Genome. 2013 Mar;56(3):147-54. doi: 10.1139/gen-2012-0178. Epub 2013 Mar 28.
DNA segmentation methods were used to study which fragments of the human IFNγ gene possess enhancer activity. The human IFNγ gene was divided into 240-bp fragments, which were inserted between the GFP gene and the Alu tandem sequence to determine whether the inserted sequences eliminate the inhibition induced by the Alu tandem sequence. We found that five different 240-bp fragments (FUIFN3F3R, IFN4F4R, IFN6F6R, IFN21F21R, and IFN22F22R) and two 60-bp core sequences (IFN6-2F2R and IFN21-3-4F3-4R) derived from the IFNγ gene contain enhancers that can activate the GFP reporter gene. These enhancers may be targets of IFNγ gene expression regulation.
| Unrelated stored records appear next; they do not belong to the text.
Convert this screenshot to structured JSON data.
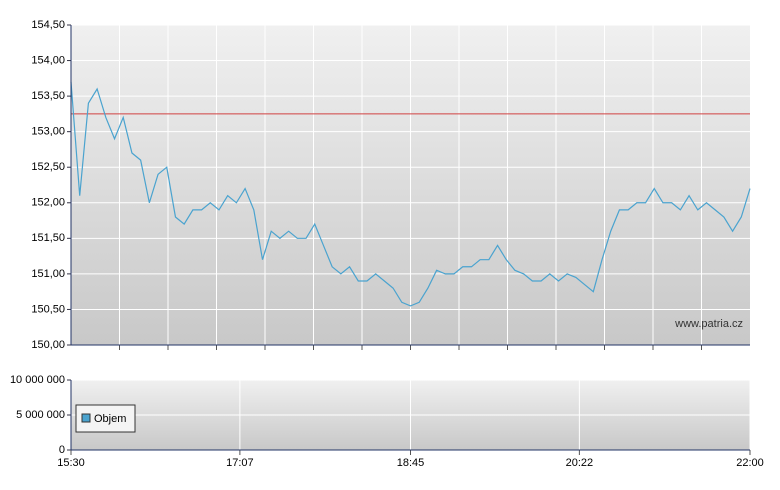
{
  "chart_data": {
    "type": "line",
    "watermark": "www.patria.cz",
    "x": [
      "15:30",
      "15:35",
      "15:40",
      "15:45",
      "15:50",
      "15:55",
      "16:00",
      "16:05",
      "16:10",
      "16:15",
      "16:20",
      "16:25",
      "16:30",
      "16:35",
      "16:40",
      "16:45",
      "16:50",
      "16:55",
      "17:00",
      "17:05",
      "17:10",
      "17:15",
      "17:20",
      "17:25",
      "17:30",
      "17:35",
      "17:40",
      "17:45",
      "17:50",
      "17:55",
      "18:00",
      "18:05",
      "18:10",
      "18:15",
      "18:20",
      "18:25",
      "18:30",
      "18:35",
      "18:40",
      "18:45",
      "18:50",
      "18:55",
      "19:00",
      "19:05",
      "19:10",
      "19:15",
      "19:20",
      "19:25",
      "19:30",
      "19:35",
      "19:40",
      "19:45",
      "19:50",
      "19:55",
      "20:00",
      "20:05",
      "20:10",
      "20:15",
      "20:20",
      "20:25",
      "20:30",
      "20:35",
      "20:40",
      "20:45",
      "20:50",
      "20:55",
      "21:00",
      "21:05",
      "21:10",
      "21:15",
      "21:20",
      "21:25",
      "21:30",
      "21:35",
      "21:40",
      "21:45",
      "21:50",
      "21:55",
      "22:00"
    ],
    "xlim": [
      "15:30",
      "22:00"
    ],
    "xticks": [
      "15:30",
      "17:07",
      "18:45",
      "20:22",
      "22:00"
    ],
    "ylim": [
      150,
      154.5
    ],
    "yticks": [
      {
        "value": 150,
        "label": "150,00"
      },
      {
        "value": 150.5,
        "label": "150,50"
      },
      {
        "value": 151,
        "label": "151,00"
      },
      {
        "value": 151.5,
        "label": "151,50"
      },
      {
        "value": 152,
        "label": "152,00"
      },
      {
        "value": 152.5,
        "label": "152,50"
      },
      {
        "value": 153,
        "label": "153,00"
      },
      {
        "value": 153.5,
        "label": "153,50"
      },
      {
        "value": 154,
        "label": "154,00"
      },
      {
        "value": 154.5,
        "label": "154,50"
      }
    ],
    "y2lim": [
      0,
      10000000
    ],
    "y2ticks": [
      0,
      {
        "value": 5000000,
        "label": "5 000 000"
      },
      {
        "value": 10000000,
        "label": "10 000 000"
      }
    ],
    "reference_line": {
      "value": 153.25,
      "color": "#d04040"
    },
    "grid": true,
    "series": [
      {
        "color": "#4aa3cf",
        "values": [
          153.7,
          152.1,
          153.4,
          153.6,
          153.2,
          152.9,
          153.2,
          152.7,
          152.6,
          152.0,
          152.4,
          152.5,
          151.8,
          151.7,
          151.9,
          151.9,
          152.0,
          151.9,
          152.1,
          152.0,
          152.2,
          151.9,
          151.2,
          151.6,
          151.5,
          151.6,
          151.5,
          151.5,
          151.7,
          151.4,
          151.1,
          151.0,
          151.1,
          150.9,
          150.9,
          151.0,
          150.9,
          150.8,
          150.6,
          150.55,
          150.6,
          150.8,
          151.05,
          151.0,
          151.0,
          151.1,
          151.1,
          151.2,
          151.2,
          151.4,
          151.2,
          151.05,
          151.0,
          150.9,
          150.9,
          151.0,
          150.9,
          151.0,
          150.95,
          150.85,
          150.75,
          151.2,
          151.6,
          151.9,
          151.9,
          152.0,
          152.0,
          152.2,
          152.0,
          152.0,
          151.9,
          152.1,
          151.9,
          152.0,
          151.9,
          151.8,
          151.6,
          151.8,
          152.2
        ]
      },
      {
        "name": "Objem",
        "color": "#4aa3cf",
        "axis": "y2",
        "values": [
          0,
          0,
          0,
          0,
          0,
          0,
          0,
          0,
          0,
          0,
          0,
          0,
          0,
          0,
          0,
          0,
          0,
          0,
          0,
          0,
          0,
          0,
          0,
          0,
          0,
          0,
          0,
          0,
          0,
          0,
          0,
          0,
          0,
          0,
          0,
          0,
          0,
          0,
          0,
          0,
          0,
          0,
          0,
          0,
          0,
          0,
          0,
          0,
          0,
          0,
          0,
          0,
          0,
          0,
          0,
          0,
          0,
          0,
          0,
          0,
          0,
          0,
          0,
          0,
          0,
          0,
          0,
          0,
          0,
          0,
          0,
          0,
          0,
          0,
          0,
          0,
          0,
          0,
          0
        ]
      }
    ]
  }
}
DNA 片段化方法被用于研究人类 IFNγ 基因的哪些片段具有增强子活性。将人类 IFNγ 基因分成 240bp 的片段,插入 GFP 基因和 Alu 串联序列之间,以确定插入序列是否消除了 Alu 串联序列诱导的抑制作用。我们发现,来自 IFNγ 基因的五个不同的 240bp 片段(FUIFN3F3R、IFN4F4R、IFN6F6R、IFN21F21R 和 IFN22F22R)和两个 60bp 核心序列(IFN6-2F2R 和 IFN21-3-4F3-4R)含有能够激活 GFP 报告基因的增强子。这些增强子可能是 IFNγ 基因表达调控的靶点。